The closing of the Buffalo facility comes as it was “just in the early stages” of manufacturing pottery, Longaberger spokesman Russell Mack said. The plant had yet to produce much.
Longaberger announced in 2012 that it would focus on returning to U.S.-made products in a strategy known as Project Eagle. The company’s pottery line — Longaberger Woven Traditions Pottery — was launched in 1992 and was made by suppliers in the United States until 2005, when pottery-making was moved abroad.
At the time that President and CEO Tami Longaberger announced the Buffalo partnership, company officials said it was possible that Longaberger would make pottery at its campus in Dresden in Muskingum County.
The availability of the Dresden facility means the Buffalo closing shouldn’t be hard for Longaberger to handle, said retail consultant Chris Boring, principal of Boulevard Strategies.
“I can’t imagine it would be that difficult to find another supplier,” Boring said. “Muskingum County has always been a hotbed of pottery. There’s really no reason they can’t set up pottery-making right here in Ohio.”
The closing could indeed mean more work for Ohio, Mack said, “because as we continue our ongoing search for the best ways to obtain the pottery our customers want, one of the options could be setting up our own facility here at our Ohio location at some point. We continue to look at that as an option.”

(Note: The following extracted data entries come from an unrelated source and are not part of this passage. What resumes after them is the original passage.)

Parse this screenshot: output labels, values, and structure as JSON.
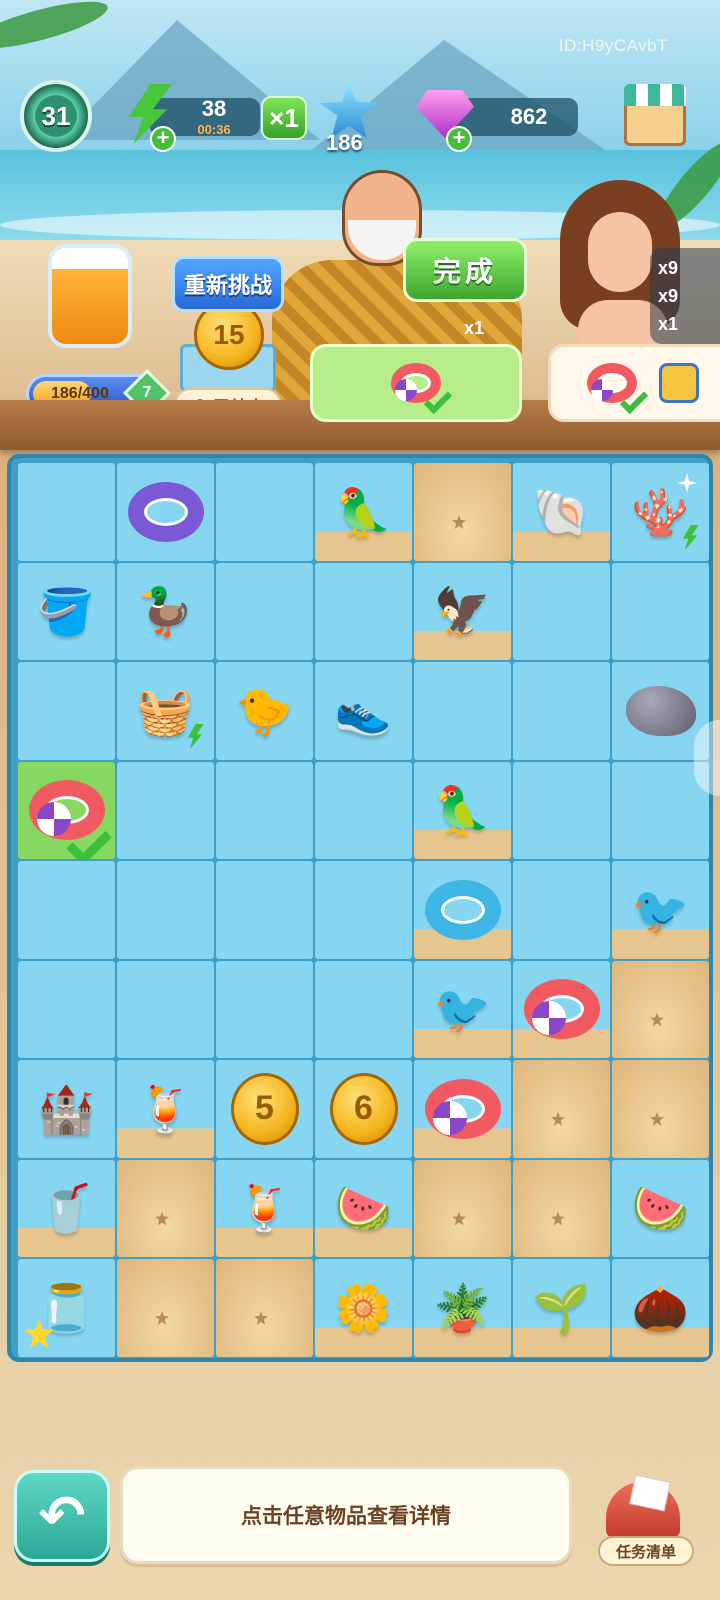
{
  "hud": {
    "player_id": "ID:H9yCAvbT",
    "level": "31",
    "energy": "38",
    "energy_timer": "00:36",
    "multiplier": "×1",
    "stars": "186",
    "gems": "862"
  },
  "event": {
    "challenge_button": "重新挑战",
    "coin_value": "15",
    "ended_label": "已结束",
    "jar_progress_text": "186/400",
    "jar_progress_fraction": 0.465,
    "jar_level": "7"
  },
  "order": {
    "complete_button": "完成",
    "reward_count": "x1",
    "side_rewards": [
      "x9",
      "x9",
      "x1"
    ]
  },
  "board": {
    "rows": [
      [
        {
          "bg": "blue",
          "item": ""
        },
        {
          "bg": "blue",
          "item": "lifebuoy-purple"
        },
        {
          "bg": "blue",
          "item": ""
        },
        {
          "bg": "partsand",
          "item": "cockatoo"
        },
        {
          "bg": "sand",
          "item": ""
        },
        {
          "bg": "partsand",
          "item": "conch-shell"
        },
        {
          "bg": "blue",
          "item": "coral-shell"
        }
      ],
      [
        {
          "bg": "blue",
          "item": "sand-bucket"
        },
        {
          "bg": "blue",
          "item": "duck-float"
        },
        {
          "bg": "blue",
          "item": ""
        },
        {
          "bg": "blue",
          "item": ""
        },
        {
          "bg": "partsand",
          "item": "vulture"
        },
        {
          "bg": "blue",
          "item": ""
        },
        {
          "bg": "blue",
          "item": ""
        }
      ],
      [
        {
          "bg": "blue",
          "item": ""
        },
        {
          "bg": "blue",
          "item": "picnic-basket"
        },
        {
          "bg": "blue",
          "item": "rubber-duck"
        },
        {
          "bg": "blue",
          "item": "shoe-box"
        },
        {
          "bg": "blue",
          "item": ""
        },
        {
          "bg": "blue",
          "item": ""
        },
        {
          "bg": "blue",
          "item": "rock"
        }
      ],
      [
        {
          "bg": "selected",
          "item": "lifebuoy-ball"
        },
        {
          "bg": "blue",
          "item": ""
        },
        {
          "bg": "blue",
          "item": ""
        },
        {
          "bg": "blue",
          "item": ""
        },
        {
          "bg": "partsand",
          "item": "parrot"
        },
        {
          "bg": "blue",
          "item": ""
        },
        {
          "bg": "blue",
          "item": ""
        }
      ],
      [
        {
          "bg": "blue",
          "item": ""
        },
        {
          "bg": "blue",
          "item": ""
        },
        {
          "bg": "blue",
          "item": ""
        },
        {
          "bg": "blue",
          "item": ""
        },
        {
          "bg": "partsand",
          "item": "donut-float"
        },
        {
          "bg": "blue",
          "item": ""
        },
        {
          "bg": "partsand",
          "item": "blue-bird"
        }
      ],
      [
        {
          "bg": "blue",
          "item": ""
        },
        {
          "bg": "blue",
          "item": ""
        },
        {
          "bg": "blue",
          "item": ""
        },
        {
          "bg": "blue",
          "item": ""
        },
        {
          "bg": "partsand",
          "item": "blue-bird"
        },
        {
          "bg": "partsand",
          "item": "lifebuoy-ball"
        },
        {
          "bg": "sand",
          "item": ""
        }
      ],
      [
        {
          "bg": "blue",
          "item": "sandcastle"
        },
        {
          "bg": "partsand",
          "item": "watermelon-drinks"
        },
        {
          "bg": "blue",
          "item": "coin",
          "label": "5"
        },
        {
          "bg": "blue",
          "item": "coin",
          "label": "6"
        },
        {
          "bg": "partsand",
          "item": "lifebuoy-ball"
        },
        {
          "bg": "sand",
          "item": ""
        },
        {
          "bg": "sand",
          "item": ""
        }
      ],
      [
        {
          "bg": "partsand",
          "item": "smoothie"
        },
        {
          "bg": "sand",
          "item": ""
        },
        {
          "bg": "partsand",
          "item": "juice-pitcher"
        },
        {
          "bg": "partsand",
          "item": "watermelon"
        },
        {
          "bg": "sand",
          "item": ""
        },
        {
          "bg": "sand",
          "item": ""
        },
        {
          "bg": "blue",
          "item": "watermelon-plate"
        }
      ],
      [
        {
          "bg": "blue",
          "item": "juicer"
        },
        {
          "bg": "sand",
          "item": ""
        },
        {
          "bg": "sand",
          "item": ""
        },
        {
          "bg": "partsand",
          "item": "flower-pot"
        },
        {
          "bg": "partsand",
          "item": "potted-plant"
        },
        {
          "bg": "partsand",
          "item": "sprout"
        },
        {
          "bg": "partsand",
          "item": "seed"
        }
      ]
    ]
  },
  "footer": {
    "hint": "点击任意物品查看详情",
    "task_list_label": "任务清单"
  },
  "colors": {
    "accent_green": "#3ea62f",
    "accent_blue": "#2969d8",
    "tile_blue": "#86d6f2",
    "tile_sand": "#ddb57a"
  }
}
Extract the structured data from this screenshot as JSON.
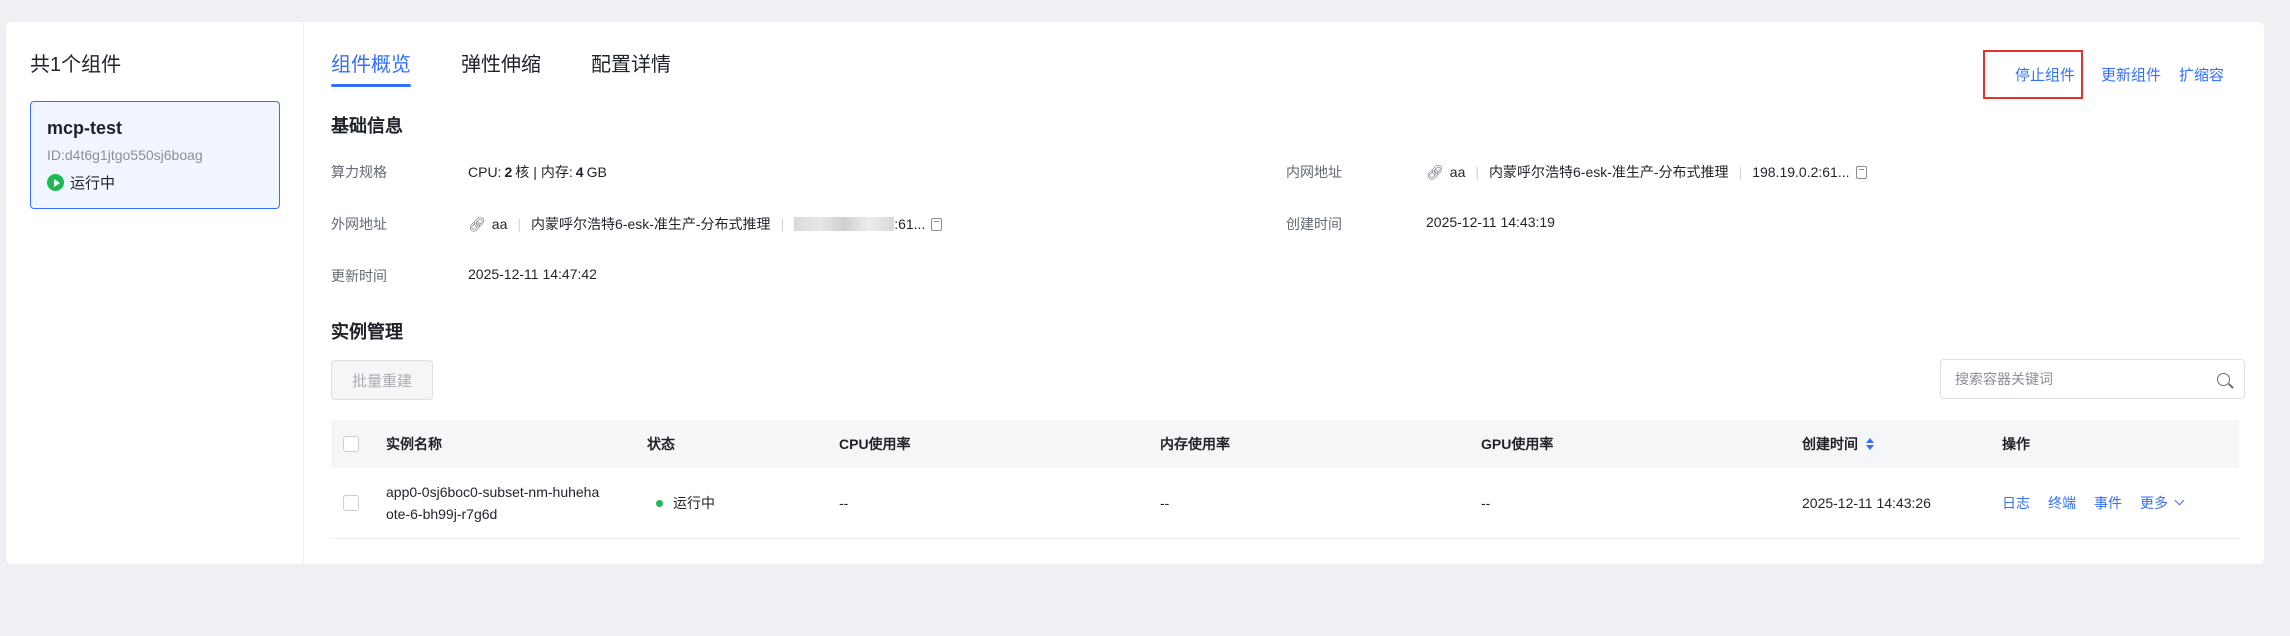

Mack said: “We always knew this transition to 100 percent American-made would take time. Tami said a year ago when she announced it that it would take three to five years and that there would be bumps along the way, but that it would be worth it, and we would get there as fast as we possibly can.”
Longaberger initially expected to make about 1 million pieces a year at the Buffalo plant.
Longaberger is switching to “alternative suppliers, both in the U.S. and internationally sourced,” to fill orders, Mack said. “We are also talking with the potential new owner of that Buffalo plant, so there are possibilities there as well.”